Son Mühür- Türkiye Büyük Millet Meclisi (TBMM) Genel Kurulu’ndaki görüşmelerin ardından kabul edilen ve Resmi Gazete’de yayımlanarak yürürlüğe giren 11. Yargı Paketi, ceza infaz sisteminde çok kritik değişimleri beraberinde getirdi. Özellikle 31 Temmuz 2023 tarihinden önce suç işlemiş on binlerce mahkumu yakından ilgilendiren bu hukuki düzenleme, yargı dünyasında geniş yankı uyandırdı. Yapılan yasal dokunuşlarla birlikte, cezaevlerindeki doluluk oranlarını etkileyecek büyük bir tahliye dalgasının önü açılırken, sistemin işleyişine dair temel taşlar yerinden oynadı.

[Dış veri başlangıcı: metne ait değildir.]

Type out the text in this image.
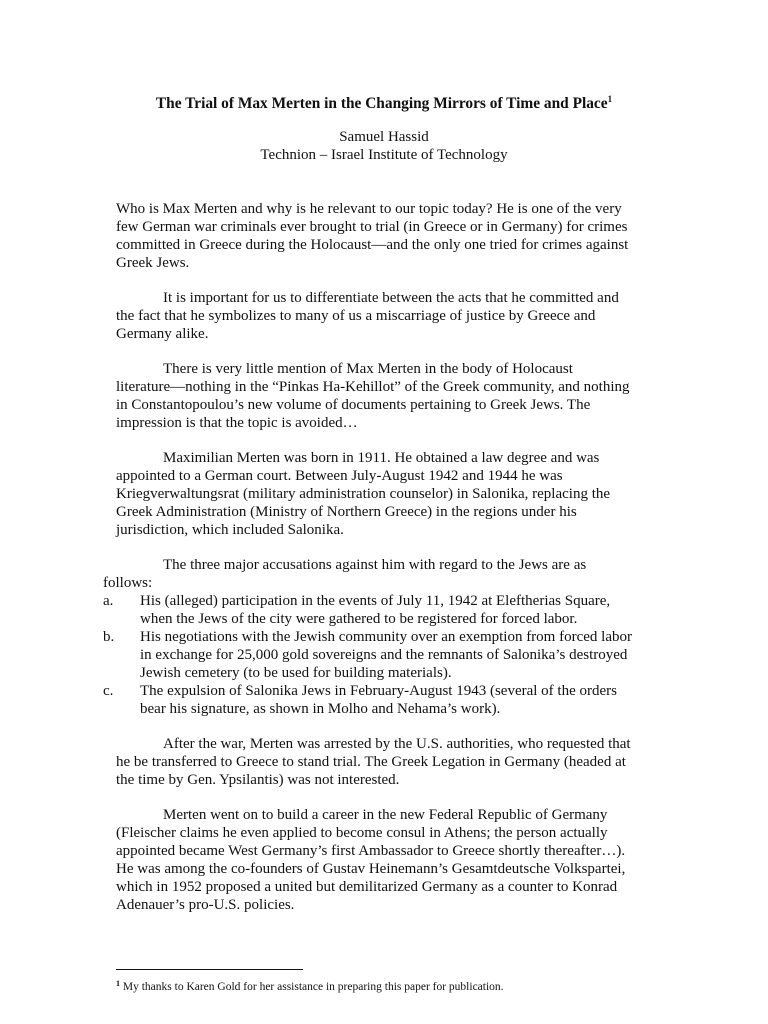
The Trial of Max Merten in the Changing Mirrors of Time and Place$^1$
Samuel Hassid
Technion – Israel Institute of Technology
Who is Max Merten and why is he relevant to our topic today? He is one of the very
few German war criminals ever brought to trial (in Greece or in Germany) for crimes
committed in Greece during the Holocaust—and the only one tried for crimes against
Greek Jews.
It is important for us to differentiate between the acts that he committed and
the fact that he symbolizes to many of us a miscarriage of justice by Greece and
Germany alike.
There is very little mention of Max Merten in the body of Holocaust
literature—nothing in the “Pinkas Ha-Kehillot” of the Greek community, and nothing
in Constantopoulou’s new volume of documents pertaining to Greek Jews. The
impression is that the topic is avoided…
Maximilian Merten was born in 1911. He obtained a law degree and was
appointed to a German court. Between July-August 1942 and 1944 he was
Kriegverwaltungsrat (military administration counselor) in Salonika, replacing the
Greek Administration (Ministry of Northern Greece) in the regions under his
jurisdiction, which included Salonika.
The three major accusations against him with regard to the Jews are as
follows:
a. His (alleged) participation in the events of July 11, 1942 at Eleftherias Square,
when the Jews of the city were gathered to be registered for forced labor.
b. His negotiations with the Jewish community over an exemption from forced labor
in exchange for 25,000 gold sovereigns and the remnants of Salonika’s destroyed
Jewish cemetery (to be used for building materials).
c. The expulsion of Salonika Jews in February-August 1943 (several of the orders
bear his signature, as shown in Molho and Nehama’s work).
After the war, Merten was arrested by the U.S. authorities, who requested that
he be transferred to Greece to stand trial. The Greek Legation in Germany (headed at
the time by Gen. Ypsilantis) was not interested.
Merten went on to build a career in the new Federal Republic of Germany
(Fleischer claims he even applied to become consul in Athens; the person actually
appointed became West Germany’s first Ambassador to Greece shortly thereafter…).
He was among the co-founders of Gustav Heinemann’s Gesamtdeutsche Volkspartei,
which in 1952 proposed a united but demilitarized Germany as a counter to Konrad
Adenauer’s pro-U.S. policies.
$^1$ My thanks to Karen Gold for her assistance in preparing this paper for publication.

Hükmü yeni kesinleşenlere infaz avantajı müjdesi
Yeni düzenlemenin kalbinde, infaz hukukundaki "tarih" karmaşasını çözen stratejik bir adım yer alıyor. 31 Temmuz 2023 öncesinde suç işlemesine rağmen, mahkeme süreci devam ettiği için önceki iyileştirmelerden faydalanamayan hükümlüler için mağduriyet giderildi. Bu madde sayesinde, hükmü belirtilen tarihten sonra kesinleşen yaklaşık 55 bin mahkum, mevcut infaz avantajlarına dahil edildi. Hukukçular ve saha uzmanları, dosyaların infaz savcılıklarınca incelenmesinin ardından kısa süre içerisinde yaklaşık 50 bin kişinin cezaevlerinden tahliye edileceğini öngörüyor. Bu durum, yargı sistemindeki "kesinleşme tarihi" kaynaklı eşitsizliği ortadan kaldıran bir hamle olarak değerlendiriliyor.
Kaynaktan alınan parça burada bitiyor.